Similarly, federal whistleblower statutes may provide protection to employees who, in good faith, record conversations and activities they believe to be unlawful activities. Administrative review board decisions have taken a broad view of what is protected activity under various whistleblower statutes, and have consistently held that recording for this purpose is a protected activity.
Federal nondiscrimination employment laws including Title VII, the Age Discrimination in Employment Act, and the Americans with Disabilities Act, provide limited protection to employees who secretly record workplace conversations and activities. In considering whether an employee can be terminated for violating workplace policies against recording, the majority of courts have upheld the termination, even where the recording was for purposes of gathering or preserving evidence in support of a discrimination claim. Often, however, courts will look closely at the individual circumstances of each case, including whether there were alternative methods of gathering the evidence that would not be in derogation of the employer’s recording policy.

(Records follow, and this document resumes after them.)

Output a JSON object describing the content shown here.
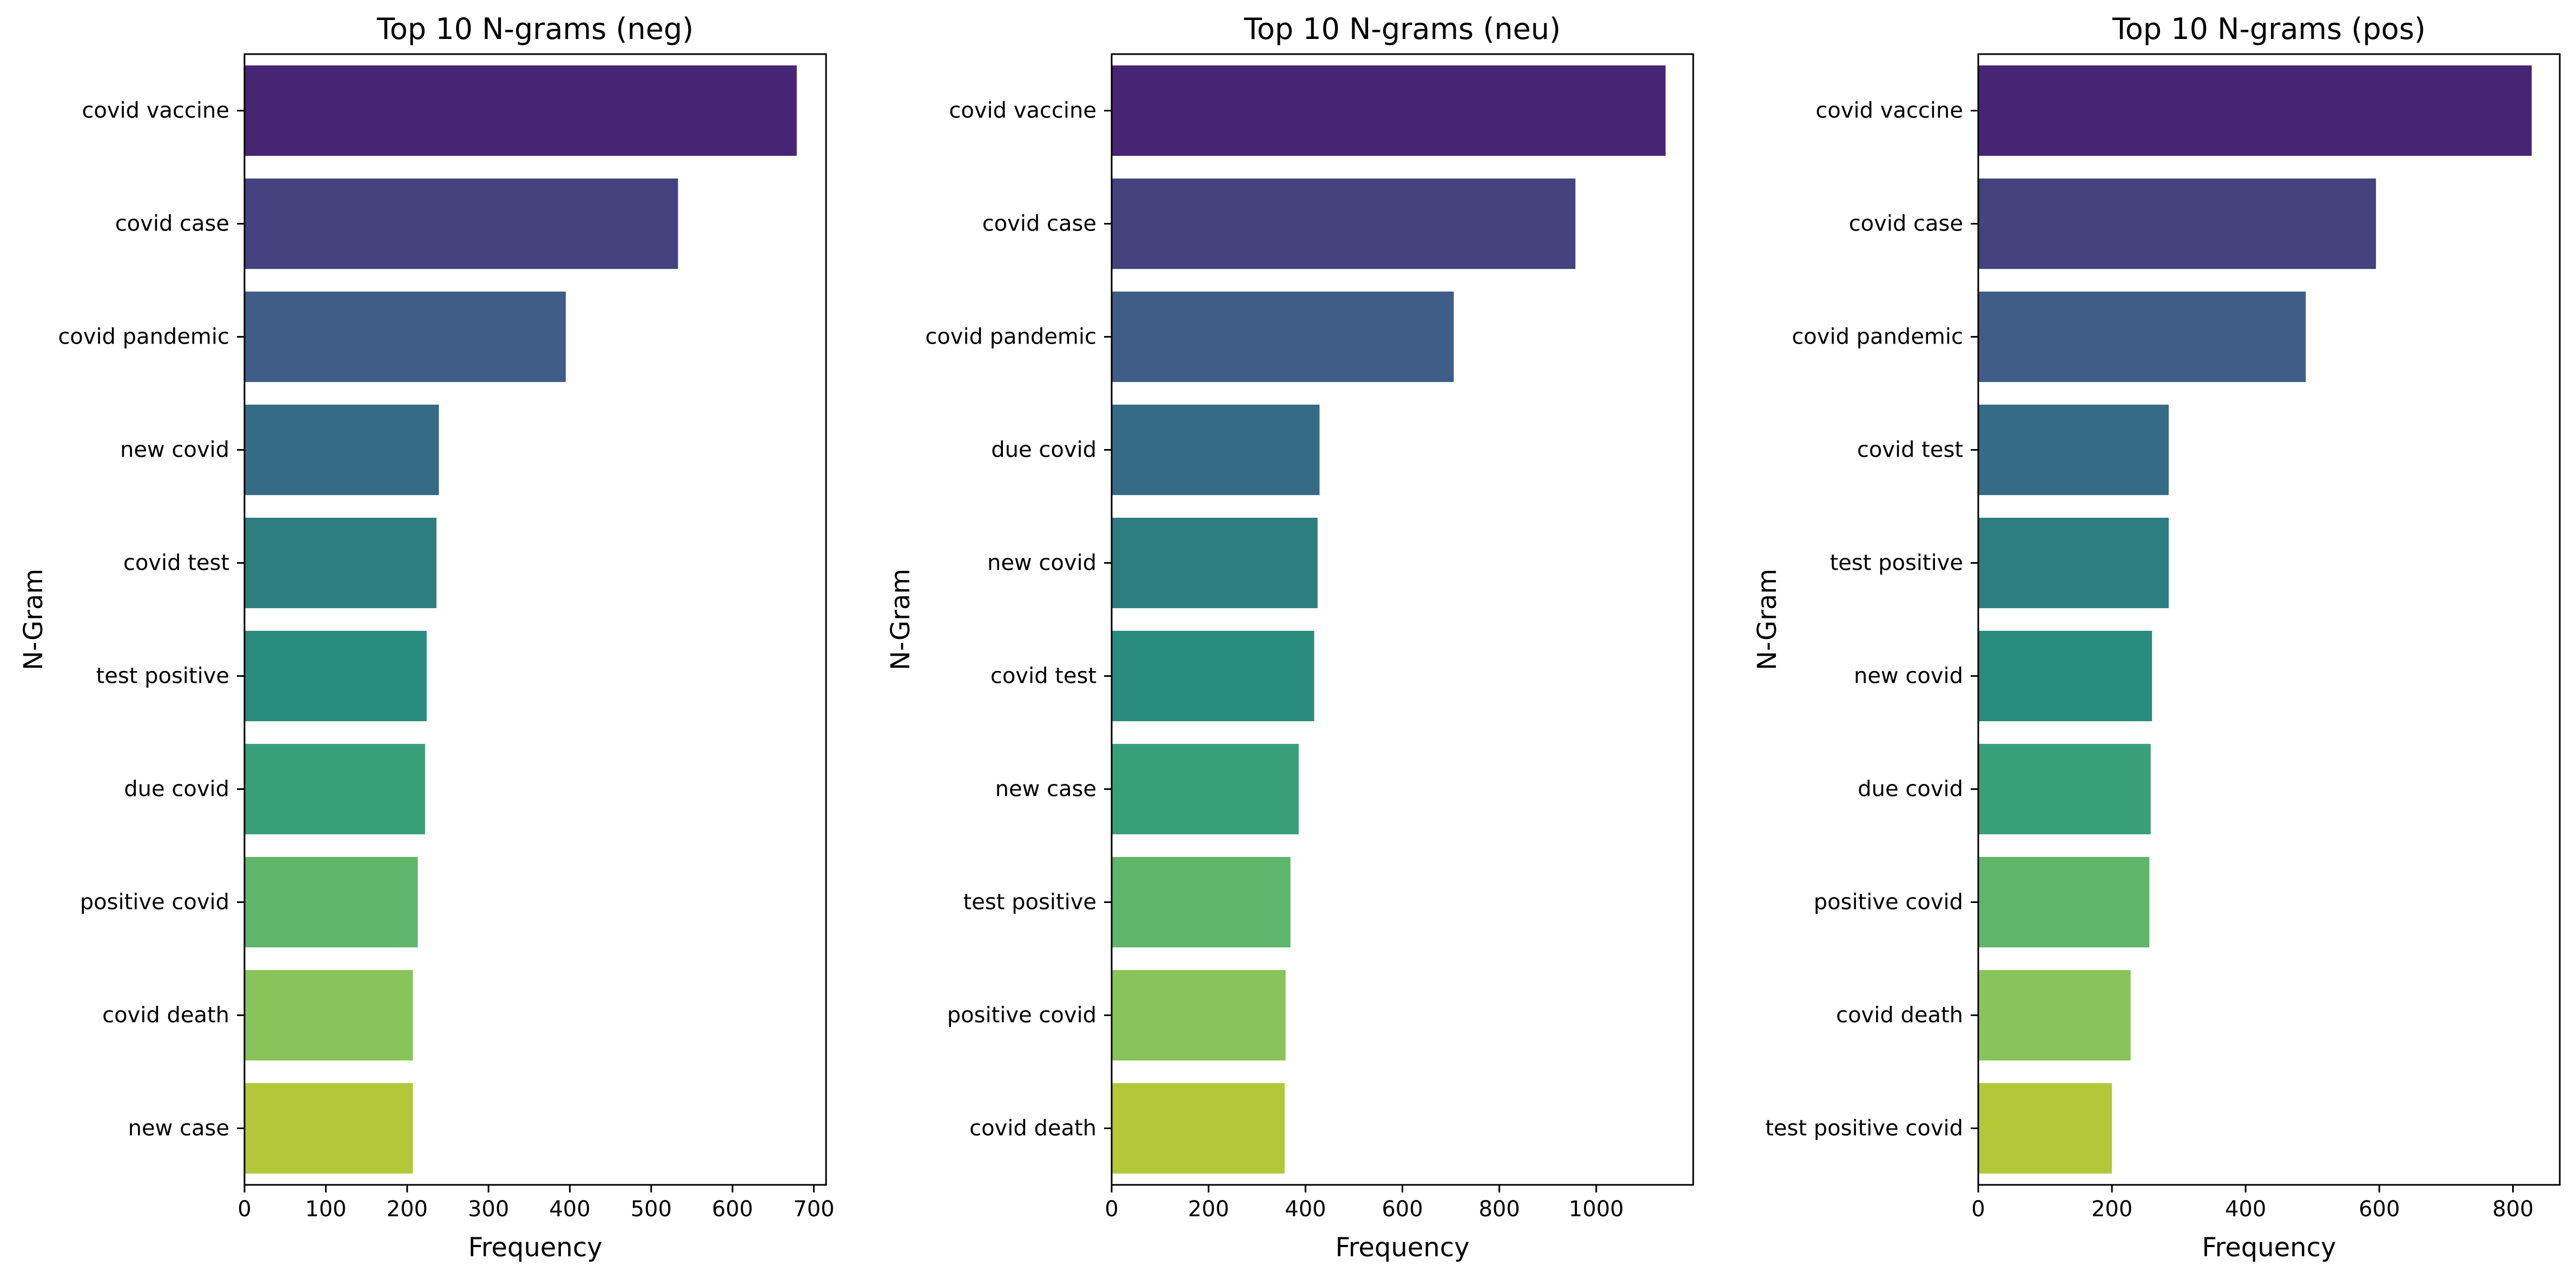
{
  "chart_data": [
    {
      "type": "bar",
      "orientation": "horizontal",
      "title": "Top 10 N-grams (neg)",
      "xlabel": "Frequency",
      "ylabel": "N-Gram",
      "categories": [
        "covid vaccine",
        "covid case",
        "covid pandemic",
        "new covid",
        "covid test",
        "test positive",
        "due covid",
        "positive covid",
        "covid death",
        "new case"
      ],
      "values": [
        679,
        533,
        395,
        239,
        236,
        224,
        222,
        213,
        207,
        207
      ],
      "xlim": [
        0,
        715
      ],
      "xticks": [
        0,
        100,
        200,
        300,
        400,
        500,
        600,
        700
      ],
      "grid": false
    },
    {
      "type": "bar",
      "orientation": "horizontal",
      "title": "Top 10 N-grams (neu)",
      "xlabel": "Frequency",
      "ylabel": "N-Gram",
      "categories": [
        "covid vaccine",
        "covid case",
        "covid pandemic",
        "due covid",
        "new covid",
        "covid test",
        "new case",
        "test positive",
        "positive covid",
        "covid death"
      ],
      "values": [
        1143,
        957,
        706,
        429,
        425,
        418,
        386,
        369,
        359,
        357
      ],
      "xlim": [
        0,
        1200
      ],
      "xticks": [
        0,
        200,
        400,
        600,
        800,
        1000
      ],
      "grid": false
    },
    {
      "type": "bar",
      "orientation": "horizontal",
      "title": "Top 10 N-grams (pos)",
      "xlabel": "Frequency",
      "ylabel": "N-Gram",
      "categories": [
        "covid vaccine",
        "covid case",
        "covid pandemic",
        "covid test",
        "test positive",
        "new covid",
        "due covid",
        "positive covid",
        "covid death",
        "test positive covid"
      ],
      "values": [
        828,
        595,
        490,
        285,
        285,
        260,
        258,
        256,
        228,
        200
      ],
      "xlim": [
        0,
        870
      ],
      "xticks": [
        0,
        200,
        400,
        600,
        800
      ],
      "grid": false
    }
  ],
  "palette": [
    "#482475",
    "#46427f",
    "#3f5d86",
    "#366b86",
    "#2e7d80",
    "#2a8c7d",
    "#389f7b",
    "#5db66a",
    "#89c45b",
    "#b2c838"
  ]
}
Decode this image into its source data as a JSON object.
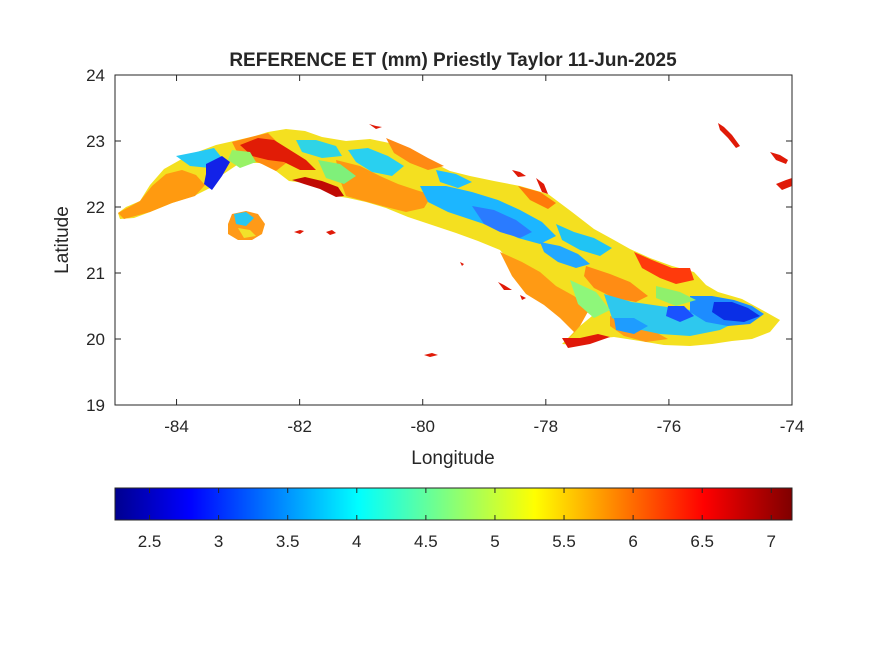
{
  "chart_data": {
    "type": "heatmap",
    "title": "REFERENCE ET (mm) Priestly Taylor 11-Jun-2025",
    "xlabel": "Longitude",
    "ylabel": "Latitude",
    "xlim": [
      -85,
      -74
    ],
    "ylim": [
      19,
      24
    ],
    "xticks": [
      "-84",
      "-82",
      "-80",
      "-78",
      "-76",
      "-74"
    ],
    "xtick_values": [
      -84,
      -82,
      -80,
      -78,
      -76,
      -74
    ],
    "yticks": [
      "19",
      "20",
      "21",
      "22",
      "23",
      "24"
    ],
    "ytick_values": [
      19,
      20,
      21,
      22,
      23,
      24
    ],
    "grid": false,
    "colormap": "jet",
    "colorbar": {
      "orientation": "horizontal",
      "placement": "below",
      "range": [
        2.25,
        7.15
      ],
      "ticks": [
        "2.5",
        "3",
        "3.5",
        "4",
        "4.5",
        "5",
        "5.5",
        "6",
        "6.5",
        "7"
      ],
      "tick_values": [
        2.5,
        3,
        3.5,
        4,
        4.5,
        5,
        5.5,
        6,
        6.5,
        7
      ]
    },
    "colors": {
      "low": "#00008f",
      "mid": "#00ffff",
      "high": "#7f0000"
    }
  }
}
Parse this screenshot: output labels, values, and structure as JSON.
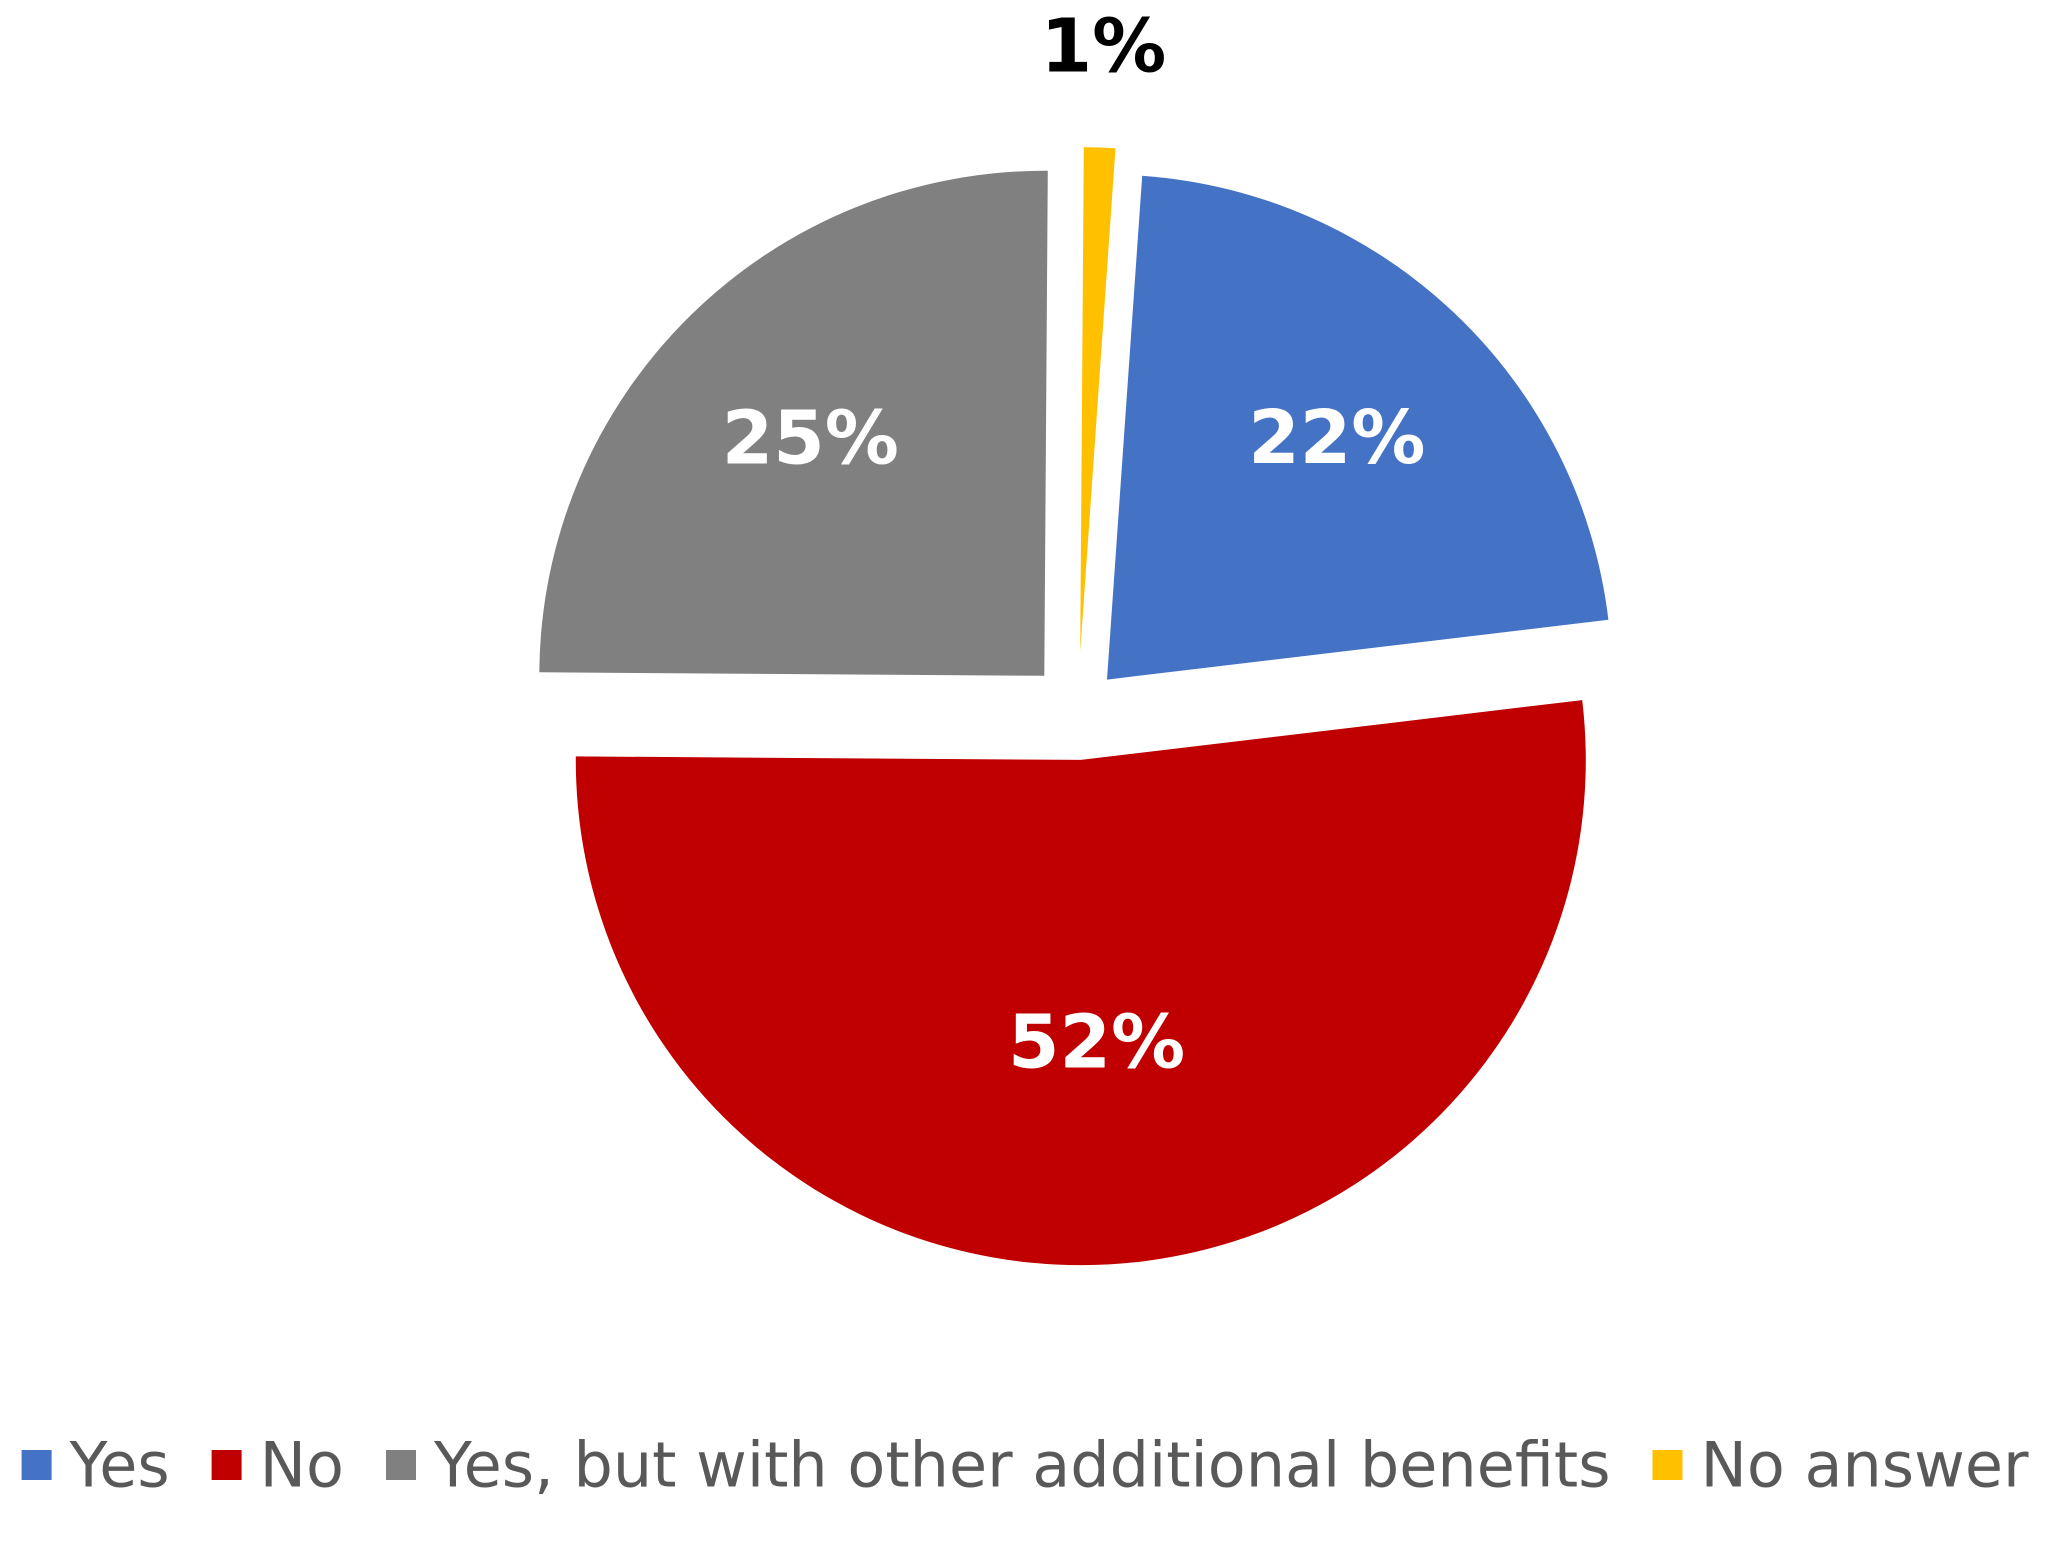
{
  "chart_data": {
    "type": "pie",
    "title": "",
    "legend_position": "bottom",
    "slices": [
      {
        "label": "Yes",
        "value": 22,
        "display": "22%",
        "color": "#4472C4",
        "label_color": "#FFFFFF"
      },
      {
        "label": "No",
        "value": 52,
        "display": "52%",
        "color": "#C00000",
        "label_color": "#FFFFFF"
      },
      {
        "label": "Yes, but with other additional benefits",
        "value": 25,
        "display": "25%",
        "color": "#808080",
        "label_color": "#FFFFFF"
      },
      {
        "label": "No answer",
        "value": 1,
        "display": "1%",
        "color": "#FFC000",
        "label_color": "#000000"
      }
    ],
    "legend": [
      "Yes",
      "No",
      "Yes, but with other additional benefits",
      "No answer"
    ]
  }
}
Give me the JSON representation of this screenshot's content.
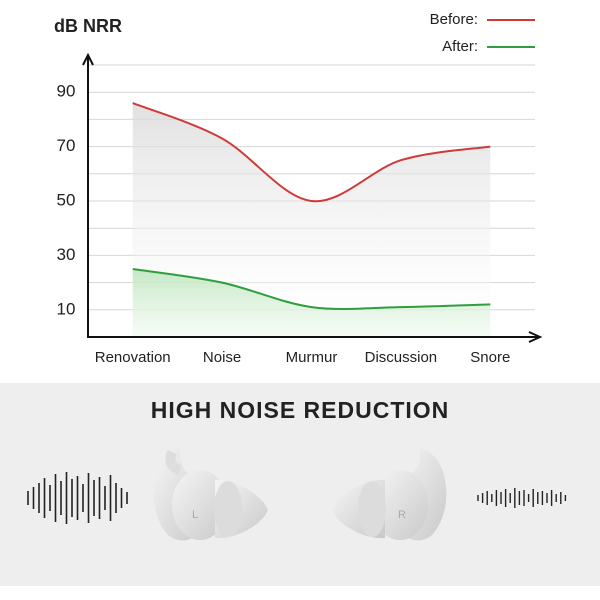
{
  "chart_data": {
    "type": "line",
    "y_label": "dB NRR",
    "categories": [
      "Renovation",
      "Noise",
      "Murmur",
      "Discussion",
      "Snore"
    ],
    "series": [
      {
        "name": "Before:",
        "color": "#d03a3a",
        "values": [
          86,
          73,
          50,
          65,
          70
        ]
      },
      {
        "name": "After:",
        "color": "#2e9e3e",
        "values": [
          25,
          20,
          11,
          11,
          12
        ]
      }
    ],
    "ylim": [
      0,
      100
    ],
    "yticks": [
      10,
      30,
      50,
      70,
      90
    ],
    "ygrid": [
      10,
      20,
      30,
      40,
      50,
      60,
      70,
      80,
      90,
      100
    ],
    "grid": true,
    "legend": "upper right"
  },
  "banner": {
    "title": "HIGH NOISE REDUCTION",
    "left_label": "L",
    "right_label": "R"
  }
}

In determining whether to implement a no-recording policy or the policy’s scope, employers should consider the possibility of legal challenges associated with the policy. To minimize the risk of legal challenges, employers should avoid instituting a complete ban against recording in the workplace, and should instead place specific limits on when and where recording is prohibited. A no-recording policy should clearly state the policy’s purpose, and include an express disclaimer against the prohibition of protected activity. The stated purpose should be consistent with the employer’s other policies and practices to show the employer’s strong commitment to that purpose. To the extent that the employer has any legal or industry requirements to safeguard certain information, these requirements should also be articulated in the employer’s no-recording policy to show a legitimate business interest for the policy. We recommend employers consult with an attorney before instituting a no-recording policy to ensure proper safeguards are taken to minimize any possibility of legal exposure.